Notes to the Unaudited Condensed Interim Financial Statements For the Three and Six Months ended June 30, 2024 and 2023 (Expressed in Canadian Dollars)
12. Financial Instruments (continued)
Fair value (continued)
The three levels of the fair value hierarchy are described below:
-
Level 1 - valuation based on quoted prices (unadjusted) in active markets for identical assets or liabilities;
-
Level 2 - valuation techniques based on inputs other than quoted prices included in Level 1 that are observable for the asset or liability, either directly (i.e. as prices) or indirectly (i.e. derived from prices); and
-
Level 3 - valuation techniques using inputs for the asset or liability that are not based on observable market data (unobservable inputs).

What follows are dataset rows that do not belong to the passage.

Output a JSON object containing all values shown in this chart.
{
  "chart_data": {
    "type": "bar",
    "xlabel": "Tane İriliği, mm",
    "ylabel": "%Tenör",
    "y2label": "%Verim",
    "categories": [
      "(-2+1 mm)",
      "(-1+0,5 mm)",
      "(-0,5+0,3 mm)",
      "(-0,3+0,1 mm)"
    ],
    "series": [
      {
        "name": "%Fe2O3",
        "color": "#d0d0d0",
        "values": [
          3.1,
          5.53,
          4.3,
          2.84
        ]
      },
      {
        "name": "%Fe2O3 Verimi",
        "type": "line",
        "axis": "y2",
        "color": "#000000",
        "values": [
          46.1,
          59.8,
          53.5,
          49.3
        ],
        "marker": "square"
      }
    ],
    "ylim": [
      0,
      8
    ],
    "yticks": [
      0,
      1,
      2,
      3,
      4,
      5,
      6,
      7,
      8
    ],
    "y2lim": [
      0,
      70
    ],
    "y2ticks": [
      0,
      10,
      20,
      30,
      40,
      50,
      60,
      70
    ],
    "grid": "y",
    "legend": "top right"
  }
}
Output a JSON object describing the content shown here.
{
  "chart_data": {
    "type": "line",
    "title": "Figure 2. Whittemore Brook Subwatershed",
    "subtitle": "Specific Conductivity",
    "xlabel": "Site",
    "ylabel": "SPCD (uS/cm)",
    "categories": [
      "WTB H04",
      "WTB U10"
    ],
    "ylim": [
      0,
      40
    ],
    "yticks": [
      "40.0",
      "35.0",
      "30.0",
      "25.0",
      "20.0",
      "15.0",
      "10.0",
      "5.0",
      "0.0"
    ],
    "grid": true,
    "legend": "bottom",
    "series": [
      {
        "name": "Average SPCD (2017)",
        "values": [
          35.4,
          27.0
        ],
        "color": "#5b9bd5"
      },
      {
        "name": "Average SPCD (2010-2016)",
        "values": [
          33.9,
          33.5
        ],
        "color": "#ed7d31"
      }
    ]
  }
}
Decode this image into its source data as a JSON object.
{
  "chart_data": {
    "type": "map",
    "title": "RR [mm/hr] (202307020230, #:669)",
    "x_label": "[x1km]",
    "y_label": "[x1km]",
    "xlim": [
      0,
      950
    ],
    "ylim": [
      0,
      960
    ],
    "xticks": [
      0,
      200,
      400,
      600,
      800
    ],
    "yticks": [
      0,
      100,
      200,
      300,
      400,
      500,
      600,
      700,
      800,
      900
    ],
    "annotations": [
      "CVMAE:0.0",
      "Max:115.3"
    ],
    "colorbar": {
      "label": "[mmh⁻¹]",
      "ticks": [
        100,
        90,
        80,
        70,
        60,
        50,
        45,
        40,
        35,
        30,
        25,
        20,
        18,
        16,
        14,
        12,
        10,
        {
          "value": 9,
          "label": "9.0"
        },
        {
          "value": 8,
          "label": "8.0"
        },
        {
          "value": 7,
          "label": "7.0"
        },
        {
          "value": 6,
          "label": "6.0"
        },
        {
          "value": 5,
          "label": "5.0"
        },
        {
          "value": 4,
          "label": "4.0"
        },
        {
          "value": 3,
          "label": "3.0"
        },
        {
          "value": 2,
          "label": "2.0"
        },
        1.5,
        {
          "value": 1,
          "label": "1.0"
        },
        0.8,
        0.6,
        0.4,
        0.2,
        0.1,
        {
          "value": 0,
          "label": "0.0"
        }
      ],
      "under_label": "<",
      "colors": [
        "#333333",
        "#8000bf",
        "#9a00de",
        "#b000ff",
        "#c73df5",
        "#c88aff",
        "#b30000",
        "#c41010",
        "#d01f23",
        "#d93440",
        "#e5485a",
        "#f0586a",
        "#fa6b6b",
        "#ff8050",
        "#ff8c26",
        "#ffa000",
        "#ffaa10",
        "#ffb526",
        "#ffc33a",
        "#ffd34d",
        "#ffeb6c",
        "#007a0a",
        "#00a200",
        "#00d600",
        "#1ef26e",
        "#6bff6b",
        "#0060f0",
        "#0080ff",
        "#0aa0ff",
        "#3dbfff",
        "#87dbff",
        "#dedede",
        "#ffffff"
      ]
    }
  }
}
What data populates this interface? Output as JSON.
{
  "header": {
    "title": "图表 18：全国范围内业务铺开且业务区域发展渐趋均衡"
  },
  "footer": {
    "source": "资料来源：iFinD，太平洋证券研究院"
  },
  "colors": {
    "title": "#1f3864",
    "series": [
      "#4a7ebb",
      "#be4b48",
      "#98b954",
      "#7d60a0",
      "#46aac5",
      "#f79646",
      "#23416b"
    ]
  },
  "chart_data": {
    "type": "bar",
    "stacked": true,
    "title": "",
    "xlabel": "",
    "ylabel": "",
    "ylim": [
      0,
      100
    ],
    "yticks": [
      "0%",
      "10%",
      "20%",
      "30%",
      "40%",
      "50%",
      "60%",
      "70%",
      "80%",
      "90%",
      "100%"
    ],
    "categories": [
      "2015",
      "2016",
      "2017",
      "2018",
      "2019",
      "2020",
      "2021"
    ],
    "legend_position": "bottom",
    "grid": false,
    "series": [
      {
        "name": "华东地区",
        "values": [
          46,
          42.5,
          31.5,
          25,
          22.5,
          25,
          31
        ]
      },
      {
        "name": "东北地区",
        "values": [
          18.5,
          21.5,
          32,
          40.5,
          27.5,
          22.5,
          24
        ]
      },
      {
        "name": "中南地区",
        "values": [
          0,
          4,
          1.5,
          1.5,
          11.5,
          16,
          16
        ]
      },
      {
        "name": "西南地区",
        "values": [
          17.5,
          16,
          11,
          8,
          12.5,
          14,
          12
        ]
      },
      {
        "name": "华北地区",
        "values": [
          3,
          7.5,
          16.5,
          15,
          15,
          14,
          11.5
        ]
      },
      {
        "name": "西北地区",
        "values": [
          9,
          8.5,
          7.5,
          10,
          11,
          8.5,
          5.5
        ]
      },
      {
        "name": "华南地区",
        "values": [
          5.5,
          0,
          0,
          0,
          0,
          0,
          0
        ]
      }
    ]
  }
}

| Level 1 | Level 2 | Level 3 | Total | |
|---|---|---|---|---|
| $ | $ | $ | $ | |
| Cash, June 30, 2024 | 8,378 | - | - | 8,378 |
| Cash,December 31,2023 | 1,604 | - | - | 1,604 |
As at June 30, 2024 and December 31, 2023, the Company’s financial instruments carried at fair value consisted of its cash, which has been classified as Level 1. There were no transfers between Levels 2 and 3 for recurring fair value measurements during the reporting periods.